Con los tips de amigos diseñadores y familia, escuchamos lo mismo una y otra vez: Isola, Brera, Alcova y, obvio, el Salone del Mobile. Decidimos empezar por lo primero, lo más “duro”: ir directo al Fuorisalone. Ver diseño, mucho diseño, sin filtro.
Muebles, iluminación e interiorismo en todas sus formas. Y si tuviéramos que resumir todo lo que vimos antes de entrar en detalles, sería esto: más que tendencias, hay una acción clara hacia lo simple. Formas contenidas, calma visual y una intención real de volver a lo esencial; diseñar con más consciencia.





Lo que hacen bien las grandes marcas
Uno de los highlights fueron marcas como Kartell y Knoll. Sí, por sus productos —que son icónicos—, pero sobre todo por cómo los presentan.
Algo que constantemente nos cuestionamos teniendo nuestros propios showrooms: ¿cómo hacer que un objeto realmente se vea como lo que es?, ¿cómo darle el protagonismo que merece?
Estas marcas lo resolvieron con una claridad brutal.
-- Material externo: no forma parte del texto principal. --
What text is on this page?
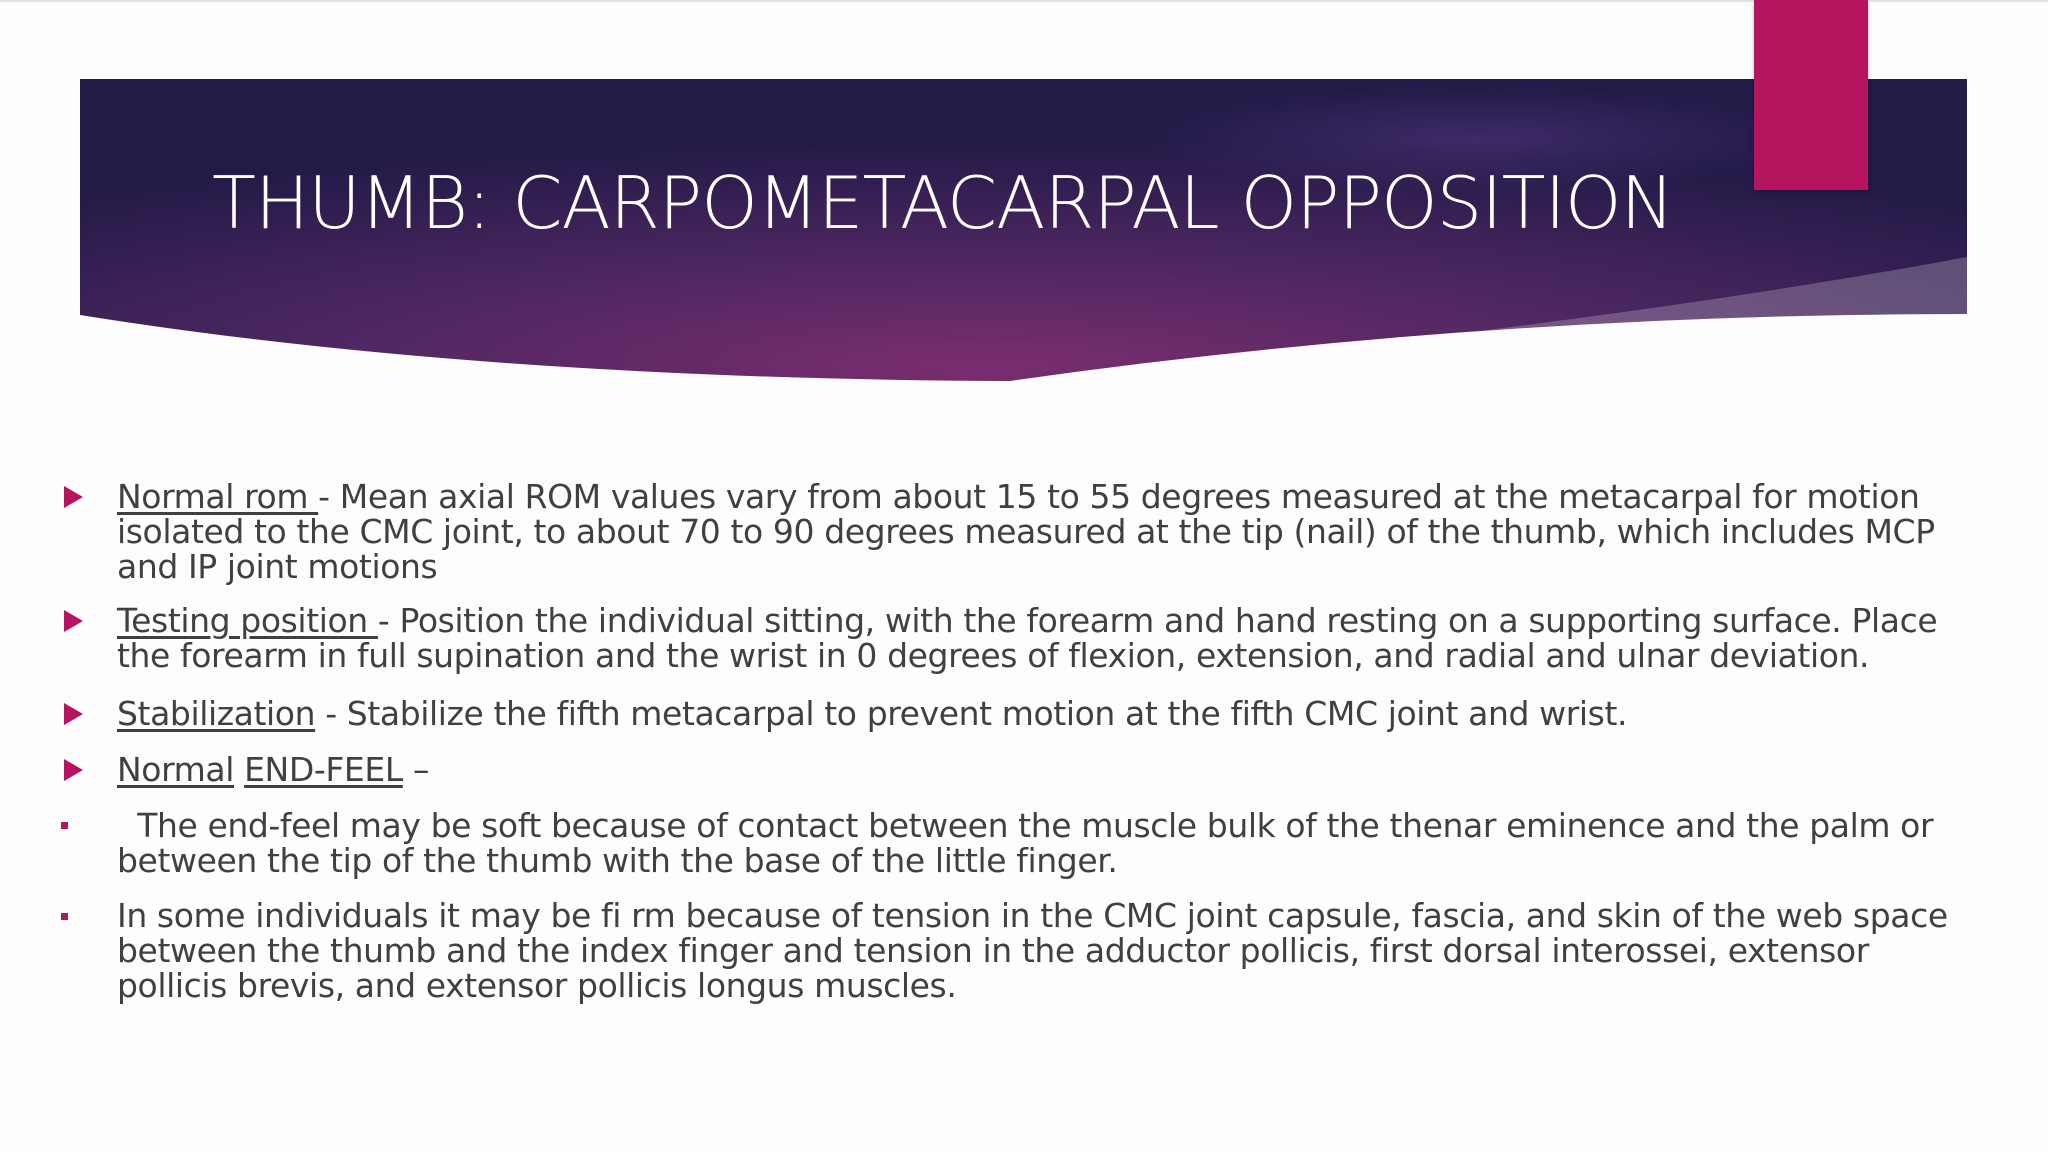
THUMB: CARPOMETACARPAL OPPOSITION
Normal rom - Mean axial ROM values vary from about 15 to 55 degrees measured at the metacarpal for motion isolated to the CMC joint, to about 70 to 90 degrees measured at the tip (nail) of the thumb, which includes MCP and IP joint motions
Testing position - Position the individual sitting, with the forearm and hand resting on a supporting surface. Place the forearm in full supination and the wrist in 0 degrees of flexion, extension, and radial and ulnar deviation.
Stabilization - Stabilize the fifth metacarpal to prevent motion at the fifth CMC joint and wrist.
Normal END-FEEL –
The end-feel may be soft because of contact between the muscle bulk of the thenar eminence and the palm or between the tip of the thumb with the base of the little finger.
In some individuals it may be fi rm because of tension in the CMC joint capsule, fascia, and skin of the web space between the thumb and the index finger and tension in the adductor pollicis, first dorsal interossei, extensor pollicis brevis, and extensor pollicis longus muscles.
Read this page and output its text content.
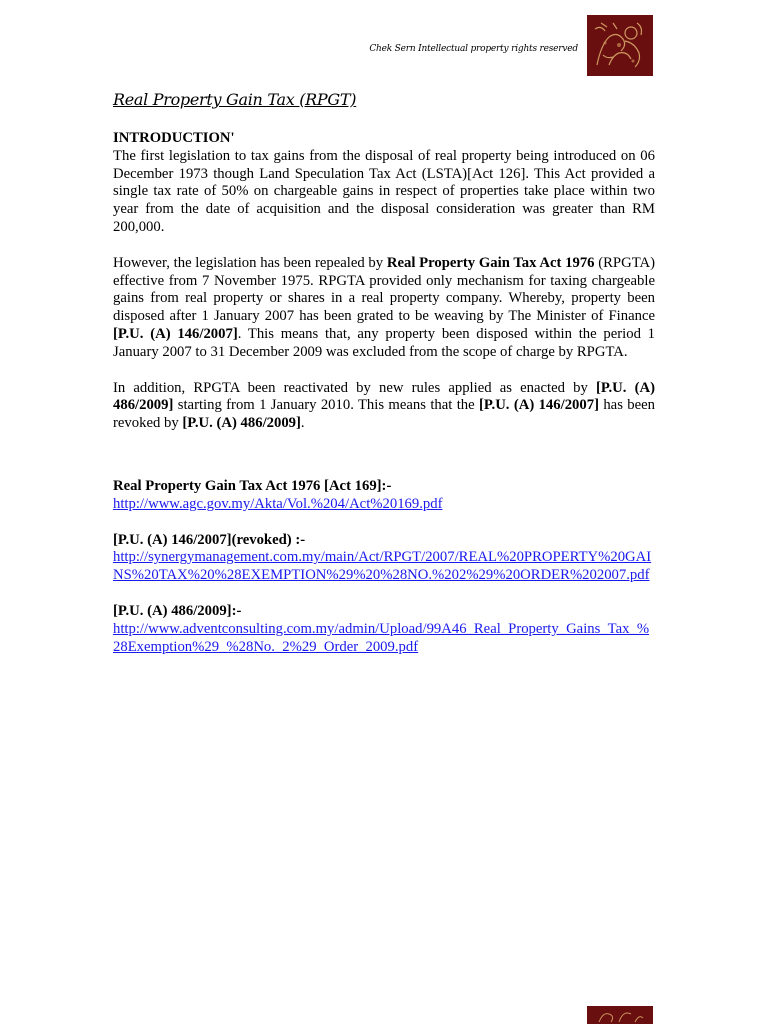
Chek Sern Intellectual property rights reserved
Real Property Gain Tax (RPGT)

INTRODUCTION'

The first legislation to tax gains from the disposal of real property being introduced on 06 December 1973 though Land Speculation Tax Act (LSTA)[Act 126]. This Act provided a single tax rate of 50% on chargeable gains in respect of properties take place within two year from the date of acquisition and the disposal consideration was greater than RM 200,000.

However, the legislation has been repealed by Real Property Gain Tax Act 1976 (RPGTA) effective from 7 November 1975. RPGTA provided only mechanism for taxing chargeable gains from real property or shares in a real property company. Whereby, property been disposed after 1 January 2007 has been grated to be weaving by The Minister of Finance [P.U. (A) 146/2007]. This means that, any property been disposed within the period 1 January 2007 to 31 December 2009 was excluded from the scope of charge by RPGTA.

In addition, RPGTA been reactivated by new rules applied as enacted by [P.U. (A) 486/2009] starting from 1 January 2010. This means that the [P.U. (A) 146/2007] has been revoked by [P.U. (A) 486/2009].

Real Property Gain Tax Act 1976 [Act 169]:-

http://www.agc.gov.my/Akta/Vol.%204/Act%20169.pdf

[P.U. (A) 146/2007](revoked) :-

http://synergymanagement.com.my/main/Act/RPGT/2007/REAL%20PROPERTY%20GAINS%20TAX%20%28EXEMPTION%29%20%28NO.%202%29%20ORDER%202007.pdf

[P.U. (A) 486/2009]:-

http://www.adventconsulting.com.my/admin/Upload/99A46_Real_Property_Gains_Tax_%28Exemption%29_%28No._2%29_Order_2009.pdf
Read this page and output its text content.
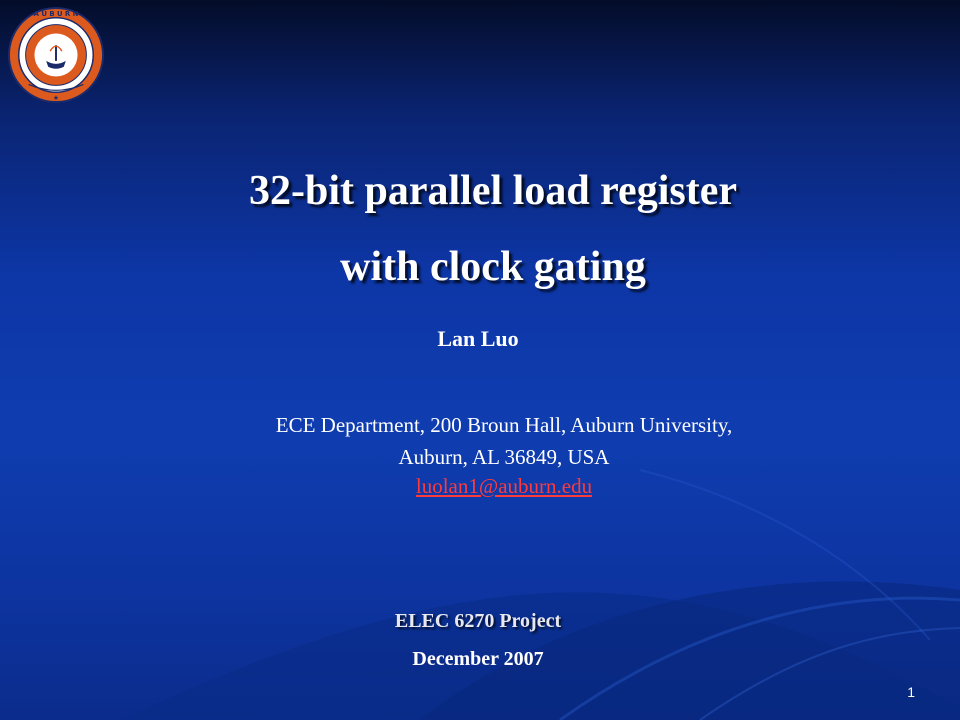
A U B U R N
★
32-bit parallel load register
with clock gating
Lan Luo
ECE Department, 200 Broun Hall, Auburn University,
Auburn, AL 36849, USA
luolan1@auburn.edu
ELEC 6270 Project
December 2007
1
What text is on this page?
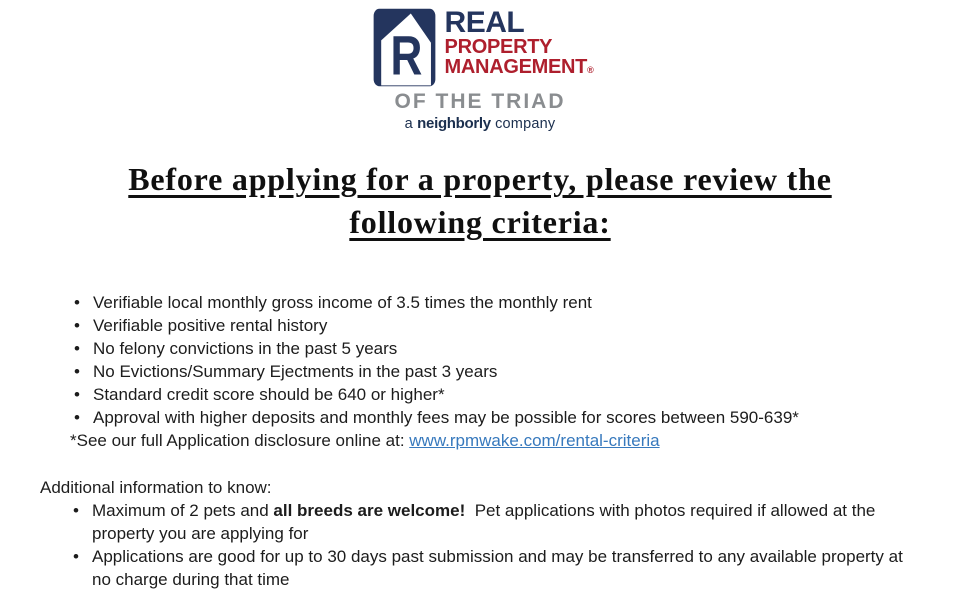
R
REAL
PROPERTY
MANAGEMENT®
OF THE TRIAD
a neighborly company
Before applying for a property, please review the
following criteria:
• Verifiable local monthly gross income of 3.5 times the monthly rent
• Verifiable positive rental history
• No felony convictions in the past 5 years
• No Evictions/Summary Ejectments in the past 3 years
• Standard credit score should be 640 or higher*
• Approval with higher deposits and monthly fees may be possible for scores between 590-639*
*See our full Application disclosure online at: www.rpmwake.com/rental-criteria
Additional information to know:
• Maximum of 2 pets and all breeds are welcome!  Pet applications with photos required if allowed at the
property you are applying for
• Applications are good for up to 30 days past submission and may be transferred to any available property at
no charge during that time
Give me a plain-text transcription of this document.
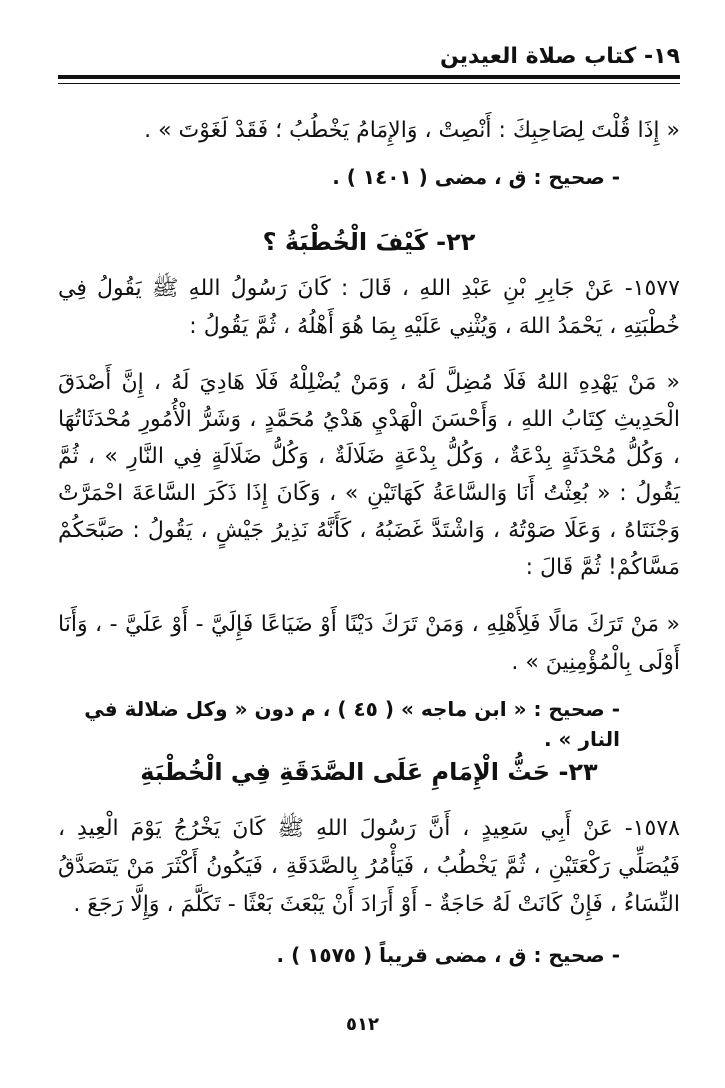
١٩- كتاب صلاة العيدين
« إِذَا قُلْتَ لِصَاحِبِكَ : أَنْصِتْ ، وَالإِمَامُ يَخْطُبُ ؛ فَقَدْ لَغَوْتَ » .
- صحيح : ق ، مضى ( ١٤٠١ ) .
٢٢- كَيْفَ الْخُطْبَةُ ؟
١٥٧٧- عَنْ جَابِرِ بْنِ عَبْدِ اللهِ ، قَالَ : كَانَ رَسُولُ اللهِ ﷺ يَقُولُ فِي خُطْبَتِهِ ، يَحْمَدُ اللهَ ، وَيُثْنِي عَلَيْهِ بِمَا هُوَ أَهْلُهُ ، ثُمَّ يَقُولُ :
« مَنْ يَهْدِهِ اللهُ فَلَا مُضِلَّ لَهُ ، وَمَنْ يُضْلِلْهُ فَلَا هَادِيَ لَهُ ، إِنَّ أَصْدَقَ الْحَدِيثِ كِتَابُ اللهِ ، وَأَحْسَنَ الْهَدْيِ هَدْيُ مُحَمَّدٍ ، وَشَرُّ الْأُمُورِ مُحْدَثَاتُهَا ، وَكُلُّ مُحْدَثَةٍ بِدْعَةٌ ، وَكُلُّ بِدْعَةٍ ضَلَالَةٌ ، وَكُلُّ ضَلَالَةٍ فِي النَّارِ » ، ثُمَّ يَقُولُ : « بُعِثْتُ أَنَا وَالسَّاعَةُ كَهَاتَيْنِ » ، وَكَانَ إِذَا ذَكَرَ السَّاعَةَ احْمَرَّتْ وَجْنَتَاهُ ، وَعَلَا صَوْتُهُ ، وَاشْتَدَّ غَضَبُهُ ، كَأَنَّهُ نَذِيرُ جَيْشٍ ، يَقُولُ : صَبَّحَكُمْ مَسَّاكُمْ! ثُمَّ قَالَ :
« مَنْ تَرَكَ مَالًا فَلِأَهْلِهِ ، وَمَنْ تَرَكَ دَيْنًا أَوْ ضَيَاعًا فَإِلَيَّ - أَوْ عَلَيَّ - ، وَأَنَا أَوْلَى بِالْمُؤْمِنِينَ » .
- صحيح : « ابن ماجه » ( ٤٥ ) ، م دون « وكل ضلالة في النار » .
٢٣- حَثُّ الْإِمَامِ عَلَى الصَّدَقَةِ فِي الْخُطْبَةِ
١٥٧٨- عَنْ أَبِي سَعِيدٍ ، أَنَّ رَسُولَ اللهِ ﷺ كَانَ يَخْرُجُ يَوْمَ الْعِيدِ ، فَيُصَلِّي رَكْعَتَيْنِ ، ثُمَّ يَخْطُبُ ، فَيَأْمُرُ بِالصَّدَقَةِ ، فَيَكُونُ أَكْثَرَ مَنْ يَتَصَدَّقُ النِّسَاءُ ، فَإِنْ كَانَتْ لَهُ حَاجَةٌ - أَوْ أَرَادَ أَنْ يَبْعَثَ بَعْثًا - تَكَلَّمَ ، وَإِلَّا رَجَعَ .
- صحيح : ق ، مضى قريباً ( ١٥٧٥ ) .
٥١٢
Montajes donde el objeto es protagonista, pero el arte y el espacio terminan de construir la experiencia. Todavía no sabemos si eso es 100% aplicable a nuestra realidad, porque muchas veces diseñamos espacios completos, pero para nosotros ahí hay una respuesta.




Pensarlo desde Ecuador
Y luego viene la pregunta inevitable: ¿qué nos llevamos de todo esto pensando en Ecuador? Porque no puedes traerlo todo. Como diseñadores podemos proponer, pero el usuario no siempre está en el mismo momento que nosotros.
Y ahí encontramos un punto crítico: muchas veces diseñamos para el futuro, pero ese futuro se percibe un año, o más, después. Nuestra mesa Gogo es un ejemplo claro. La lanzamos hace ocho meses sabiendo que iba hacia adelante, y en Milán confirmamos que el 95% de lo que vimos iba en esa misma dirección.













Lo que vimos
Colores: bordó y morados en todas sus gamas. El café, en absolutamente todo. No solo en mobiliario, también en cómo se visten los diseñadores.
Texturas: maderas con veta protagonista, superficies táctiles y textiles con relieve. Textura real, casi como corteza. Ya no es acento; es estructura.
Materiales: aluminio y cromado dominando. Desde paredes hasta objetos. El vidrio también apareció con fuerza, especialmente en mesas donde tomaba protagonismo desde la forma y la transparencia.
Superficies: en mesas de comedor vimos mucho porcelanato, con vetas expresivas y una exploración amplia de tonos y acabados.
Mobiliario: sofás más profundos, curvas suaves, sistemas modulares y una escala más generosa enfocada en comodidad real. También se repetían bufeteras bajas y alargadas, con volúmenes horizontales y líneas contenidas.
Poltronas: formas envolventes, piezas bajas, sin brazos marcados y una estética simple con intención atemporal.



El pabellón satélite fue otra historia. Ahí está el inicio de todo: proyectos pequeños, primeras piezas, energía cruda. Tal vez Objekt nunca llegue ahí, o tal vez sí.
Pero es imposible no sentirse identificado con ese momento: exhibir tus primeras tres a seis piezas y ponerlas en el mundo. Ese punto donde todo empieza.
Después vinieron cocinas cromadas, griferías en cuero y vidrio, parasoles que se movían como plumas, alfombras con texturas que casi no parecían textiles y mobiliario exterior con un aire inesperadamente romántico.
Y tal vez eso fue lo más valioso de Milán.
No volver con ganas de copiar lo que vimos, sino con más claridad sobre lo que queremos construir. También confirmar que muchas de las decisiones que ya veníamos tomando van en la dirección correcta.
Porque viajar también sirve para eso: salir a mirar lejos y regresar entendiendo mejor lo propio.